Last Sunday, as much of Boston mourned the New England Patriots’ loss at the Super Bowl, NBC viewers witnessed another tragedy: the death of Jack Pearson (Milo Ventimiglia), the beloved patriarch of “This Is Us.” The show has racked up Emmy nominations, earned a history-making Golden Globe win for Sterling K. Brown and won the hearts of countless viewers since its debut last year, and the hype has been fed in part by avid speculation about the death of Jack Pearson. The show is told nonchronologically, juxtaposing flashbacks of the family early on, before Jack’s death, with their lives 20 years later. Slowly, the show presents snapshots of Kate (Chrissy Metz), Kevin (Justin Hartley) and Randall Pierce (Sterling K. Brown), as well as their parents, Jack and Rebecca (Mandy Moore), at different stages of life. All the while, viewers get to know them while waiting with bated breath for the answer to the question: What happened to Jack?
That question was answered last Sunday, when a faulty crockpot-induced blaze that gutted the family home caused Jack to go into cardiac arrest induced by smoke inhalation.

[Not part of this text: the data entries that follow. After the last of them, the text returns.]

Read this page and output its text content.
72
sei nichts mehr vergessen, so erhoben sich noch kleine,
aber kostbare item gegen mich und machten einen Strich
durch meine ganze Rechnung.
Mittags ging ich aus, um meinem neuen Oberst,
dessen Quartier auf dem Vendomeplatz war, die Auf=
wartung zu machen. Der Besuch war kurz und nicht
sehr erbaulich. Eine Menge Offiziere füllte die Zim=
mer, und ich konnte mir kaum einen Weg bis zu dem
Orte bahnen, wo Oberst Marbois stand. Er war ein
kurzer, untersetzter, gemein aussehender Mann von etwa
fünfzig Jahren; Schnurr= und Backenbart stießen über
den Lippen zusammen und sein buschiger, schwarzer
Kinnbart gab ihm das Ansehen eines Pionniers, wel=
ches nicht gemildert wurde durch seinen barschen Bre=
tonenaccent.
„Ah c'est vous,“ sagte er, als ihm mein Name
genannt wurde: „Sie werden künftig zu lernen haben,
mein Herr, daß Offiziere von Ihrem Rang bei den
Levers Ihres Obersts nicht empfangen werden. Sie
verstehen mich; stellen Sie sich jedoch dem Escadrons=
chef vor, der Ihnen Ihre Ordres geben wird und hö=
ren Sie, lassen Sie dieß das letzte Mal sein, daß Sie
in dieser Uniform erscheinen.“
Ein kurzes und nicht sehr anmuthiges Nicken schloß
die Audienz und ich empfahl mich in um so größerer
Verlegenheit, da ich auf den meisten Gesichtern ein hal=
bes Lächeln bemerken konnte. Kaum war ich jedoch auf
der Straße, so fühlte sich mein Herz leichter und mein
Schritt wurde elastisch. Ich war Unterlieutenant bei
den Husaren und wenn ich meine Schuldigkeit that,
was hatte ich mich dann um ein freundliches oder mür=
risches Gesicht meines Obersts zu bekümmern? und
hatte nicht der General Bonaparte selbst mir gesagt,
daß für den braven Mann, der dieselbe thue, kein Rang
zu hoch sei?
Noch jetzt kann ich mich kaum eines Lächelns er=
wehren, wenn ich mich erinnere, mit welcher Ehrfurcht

In a flashback during the following episode, “The Car,” Jack explains to the car salesman what he wants for his family. Not being one for big words that make him sound smarter than he really is, he jokes, the best way he can describe what he wants for his family is “okay.”
Really, if there is anything confirmed by the heartwrenching Super Bowl episode of “This is Us,” it’s that the producers aren’t that different from Jack. They want us to be okay. They gave us 30 episodes to prepare ourselves for last Sunday.
“This Is Us” is an exercise in preemptive grieving. Fans cried enough last season that they were ready for Sunday’s episode. Producers have warned viewers of Jack’s demise since the pilot episode, when a teary-eyed Kate reminds Kevin of what their dad used to say about lemons.
They prepared viewers for the heartbreak wrought by the beloved patriarch’s death when Kate explains to her boyfriend Toby (Chris Sullivan) that she always watches the Super Bowl alone with her late dad, whose urn sits on her mantelpiece and whom she cannot talk about.
They even gave viewers practice runs— moments where viewers held their breaths while preparing for the worst, thinking it was the end—when present-day Kate, claiming fault for his death, precedes flashbacks of Jack driving drunk.
They prepared viewers with another painful death in an even more excruciating episode. Although viewers didn’t know William (Ron Cephas Jones), Randall’s newly-discovered biological father, the way viewers knew Jack, his death last season was just as heartbreaking.
Yes, viewers have been wondering how Jack died for over a year. The mystery of his death kept most viewers that much more intrigued, especially early last season, and it was perhaps the question that most defined the show. However, by this point showrunners Dan Fogelman, Isaac Aptaker and Elizabeth Berger have given us more than enough substance and questions to keep us watching. While waiting for answers to Jack’s fate, viewers have come to love the rest of the characters as well. If “This is Us” can turn one death into a satisfying mystery spanning more than a season, surely they can keep us guessing about other mysterious events in other characters’ histories.
Fogelman and the rest of the cast have a number of potential mysteries at their disposal to use as tantalizing replacement questions. We know little of what happened between Jack’s death in the late 90’s and the start of the present-day storyline in 2016. Viewers have seen the grief 20 years later, but they have seen next to nothing from Kate or from Kevin and Randall’s late teens, twenties and early-to-mid-thirties.
Furthermore, viewers know little of Beth’s life pre-Randall or of Toby’s life pre-Kate. And we still have the mysteries of what will come next. Déjà (Lyric Ross), the teenager briefly fostered by Randall and Beth, looks set to reappear and should provide compelling storylines with emotional charge as Randall seeks to continue Jack’s legacy by taking in a neglected child. We even have more tragic losses to ponder. We know little of Randall’s biological mother, who died after delivering Randall, or of Jack’s brother, who died in Vietnam and who Jack finally alludes to in conversation with his sons.
While it was frustrating to wait so long for an answer to Jack’s fate, the result was fitting and shouldn’t make “This Is Us” any less compelling. Ultimately, it’s still a great show with plenty of stories left to explore and questions left to ponder.